Faymann selbst startete mit einem fast flehentlichen Appell: "An unserer Geschlossenheit werden wir keinen Zweifel lassen!" In einem historischen Rückblick geißelte der SPÖ-Chef dann den Neoliberalismus und fand nach komplizierten Ausführungen schließlich zu einer einfachen Aussage: "Die Menschen sind mehr wert als die Banken und Finanzdienstleister, die wir gerettet haben." Die Sozialdemokratie müsse alles daran setzen, die konservative Mehrheit in Europa zu brechen, um eine gerechtere Politik durchzusetzen. "Steuerdumping und Lohndumping, das muss verhindert werden, das ist eine zentrale Aufgabe auch für unser Land."

Auch alte Schreckgespenster wurden vom Kanzler drohend an die Wand gemalt: "Stellt euch vor, aber nur für eine Sekunde, damit euch nicht schlecht wird", richtete Faymann sein Wort an die mehr als 500 Delegierten, "Schwarz-Blau hätte eine Mehrheit und jetzt, in der Krise, das Sagen. Das haben wir verhindert, und das werden wir verhindern!" Dafür gab es verlässlich Applaus im Saal.

Und Faymann wandte sich auch seinem aktuellen Koalitionpartner zu. Die ÖVP unter Reinhold Mitterlehner sei keine andere geworden, warnte er, daher könne er nicht versprechen, was er alles durchsetzen werde. Klar sei aber: "Die Millionäre müssen einen Beitrag leisten!" Die Menschen wollten diese Gerechtigkeit, "diese Menschen dürfen wir nicht enttäuschen, wir verhandeln hart, wir verhandeln gemeinsam und wir wissen ganz genau, was das Ziel ist". Wer es jetzt nicht verstanden hatte: "Vermögensgerechtigkeit ist unser Ziel."

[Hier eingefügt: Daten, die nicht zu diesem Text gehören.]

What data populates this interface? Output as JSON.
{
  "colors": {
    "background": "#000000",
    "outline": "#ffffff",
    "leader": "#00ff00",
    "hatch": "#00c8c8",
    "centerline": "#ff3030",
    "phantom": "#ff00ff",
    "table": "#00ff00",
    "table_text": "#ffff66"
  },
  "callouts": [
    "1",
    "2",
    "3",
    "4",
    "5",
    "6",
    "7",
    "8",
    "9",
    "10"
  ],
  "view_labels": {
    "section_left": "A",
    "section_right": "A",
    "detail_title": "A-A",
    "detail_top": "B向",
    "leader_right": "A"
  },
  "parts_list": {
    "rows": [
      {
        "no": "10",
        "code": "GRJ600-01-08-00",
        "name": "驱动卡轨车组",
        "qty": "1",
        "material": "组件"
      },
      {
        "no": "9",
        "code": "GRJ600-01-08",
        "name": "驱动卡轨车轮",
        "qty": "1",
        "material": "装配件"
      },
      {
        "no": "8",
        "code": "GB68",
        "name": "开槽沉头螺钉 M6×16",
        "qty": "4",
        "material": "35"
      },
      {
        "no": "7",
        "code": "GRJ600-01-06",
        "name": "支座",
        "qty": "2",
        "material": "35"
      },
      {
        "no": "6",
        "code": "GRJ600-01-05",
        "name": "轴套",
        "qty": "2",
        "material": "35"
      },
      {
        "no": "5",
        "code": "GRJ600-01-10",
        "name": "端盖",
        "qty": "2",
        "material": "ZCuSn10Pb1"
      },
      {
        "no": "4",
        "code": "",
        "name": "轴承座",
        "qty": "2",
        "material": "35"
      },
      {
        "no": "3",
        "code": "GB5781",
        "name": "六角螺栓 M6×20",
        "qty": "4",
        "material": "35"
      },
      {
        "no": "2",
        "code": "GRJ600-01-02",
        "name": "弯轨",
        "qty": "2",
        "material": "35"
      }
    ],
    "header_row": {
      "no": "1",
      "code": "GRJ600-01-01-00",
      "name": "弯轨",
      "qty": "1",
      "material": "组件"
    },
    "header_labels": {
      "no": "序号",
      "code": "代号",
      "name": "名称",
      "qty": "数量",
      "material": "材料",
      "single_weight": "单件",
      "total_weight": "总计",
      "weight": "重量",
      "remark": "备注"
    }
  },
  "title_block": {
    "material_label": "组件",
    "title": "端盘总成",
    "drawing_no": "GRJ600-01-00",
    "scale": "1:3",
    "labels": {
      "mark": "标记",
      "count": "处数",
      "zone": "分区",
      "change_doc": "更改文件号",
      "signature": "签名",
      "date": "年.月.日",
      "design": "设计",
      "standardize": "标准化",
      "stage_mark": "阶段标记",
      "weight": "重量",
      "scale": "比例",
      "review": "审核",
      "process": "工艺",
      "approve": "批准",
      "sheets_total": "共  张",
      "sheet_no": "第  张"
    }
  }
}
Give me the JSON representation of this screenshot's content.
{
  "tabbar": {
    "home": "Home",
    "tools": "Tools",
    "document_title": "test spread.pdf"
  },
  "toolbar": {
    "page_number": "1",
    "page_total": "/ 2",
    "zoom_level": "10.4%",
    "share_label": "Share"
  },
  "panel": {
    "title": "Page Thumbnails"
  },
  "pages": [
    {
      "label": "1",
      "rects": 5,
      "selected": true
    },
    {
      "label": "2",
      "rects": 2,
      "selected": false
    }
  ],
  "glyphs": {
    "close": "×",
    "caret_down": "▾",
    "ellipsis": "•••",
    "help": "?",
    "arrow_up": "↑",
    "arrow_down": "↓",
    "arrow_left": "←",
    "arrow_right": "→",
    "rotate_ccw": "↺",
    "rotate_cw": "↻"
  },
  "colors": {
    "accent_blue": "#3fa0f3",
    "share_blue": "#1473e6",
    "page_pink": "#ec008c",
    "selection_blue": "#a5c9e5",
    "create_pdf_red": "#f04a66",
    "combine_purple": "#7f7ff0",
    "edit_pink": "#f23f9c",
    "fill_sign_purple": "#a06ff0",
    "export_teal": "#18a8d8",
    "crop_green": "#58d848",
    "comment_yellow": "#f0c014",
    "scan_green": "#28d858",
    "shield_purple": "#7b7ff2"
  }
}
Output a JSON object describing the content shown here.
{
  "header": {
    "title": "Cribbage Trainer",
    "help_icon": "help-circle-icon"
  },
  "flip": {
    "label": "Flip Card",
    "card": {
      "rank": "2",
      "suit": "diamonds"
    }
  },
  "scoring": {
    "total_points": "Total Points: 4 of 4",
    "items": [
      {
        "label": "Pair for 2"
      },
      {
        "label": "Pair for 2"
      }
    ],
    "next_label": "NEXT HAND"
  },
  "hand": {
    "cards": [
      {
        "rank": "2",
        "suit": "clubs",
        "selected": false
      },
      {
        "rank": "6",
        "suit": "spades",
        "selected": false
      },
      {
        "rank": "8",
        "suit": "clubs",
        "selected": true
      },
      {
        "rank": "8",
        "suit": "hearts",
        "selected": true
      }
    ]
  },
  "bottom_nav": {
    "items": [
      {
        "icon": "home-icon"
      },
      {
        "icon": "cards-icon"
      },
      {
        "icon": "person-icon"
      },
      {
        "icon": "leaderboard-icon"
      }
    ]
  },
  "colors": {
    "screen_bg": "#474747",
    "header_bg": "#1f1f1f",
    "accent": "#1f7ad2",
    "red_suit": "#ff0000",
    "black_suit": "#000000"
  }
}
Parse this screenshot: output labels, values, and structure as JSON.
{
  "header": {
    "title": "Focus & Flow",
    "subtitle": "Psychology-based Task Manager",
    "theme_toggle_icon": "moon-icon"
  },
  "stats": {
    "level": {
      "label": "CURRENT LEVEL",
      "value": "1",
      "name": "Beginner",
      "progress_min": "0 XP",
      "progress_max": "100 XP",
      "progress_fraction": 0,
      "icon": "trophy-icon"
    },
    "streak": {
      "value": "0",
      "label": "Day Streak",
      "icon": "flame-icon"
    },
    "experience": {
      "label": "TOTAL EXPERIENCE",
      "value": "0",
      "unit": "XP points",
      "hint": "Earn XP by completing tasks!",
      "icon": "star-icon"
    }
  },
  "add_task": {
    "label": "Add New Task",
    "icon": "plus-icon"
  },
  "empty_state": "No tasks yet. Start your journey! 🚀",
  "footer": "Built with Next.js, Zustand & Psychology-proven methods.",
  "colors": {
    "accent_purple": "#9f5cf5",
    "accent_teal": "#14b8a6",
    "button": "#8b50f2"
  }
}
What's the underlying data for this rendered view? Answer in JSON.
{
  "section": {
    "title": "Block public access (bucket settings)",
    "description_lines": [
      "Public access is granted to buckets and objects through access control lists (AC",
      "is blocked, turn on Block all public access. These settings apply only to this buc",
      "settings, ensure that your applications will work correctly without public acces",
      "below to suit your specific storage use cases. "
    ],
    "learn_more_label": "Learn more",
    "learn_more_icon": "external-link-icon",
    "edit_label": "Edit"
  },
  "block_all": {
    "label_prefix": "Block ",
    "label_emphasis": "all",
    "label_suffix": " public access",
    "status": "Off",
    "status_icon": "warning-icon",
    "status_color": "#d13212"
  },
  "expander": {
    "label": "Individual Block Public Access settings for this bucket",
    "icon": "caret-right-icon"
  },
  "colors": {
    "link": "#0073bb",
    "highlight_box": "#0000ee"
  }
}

Faymann endete wieder bei der Geschlossenheit. "Verlassen können wir uns auf uns selbst." Die Stärke liege in der Gemeinsamkeit, in der Partei. Faymann wandte sich noch einmal direkt an die Delegierten: "Ich weiß, ich kann mich auf euch verlassen. Und ihr wisst, dass ihr euch auf mich verlassen könnt." (Michael Völker, Nina Weißensteiner, DER STANDARD, 28.11.2014)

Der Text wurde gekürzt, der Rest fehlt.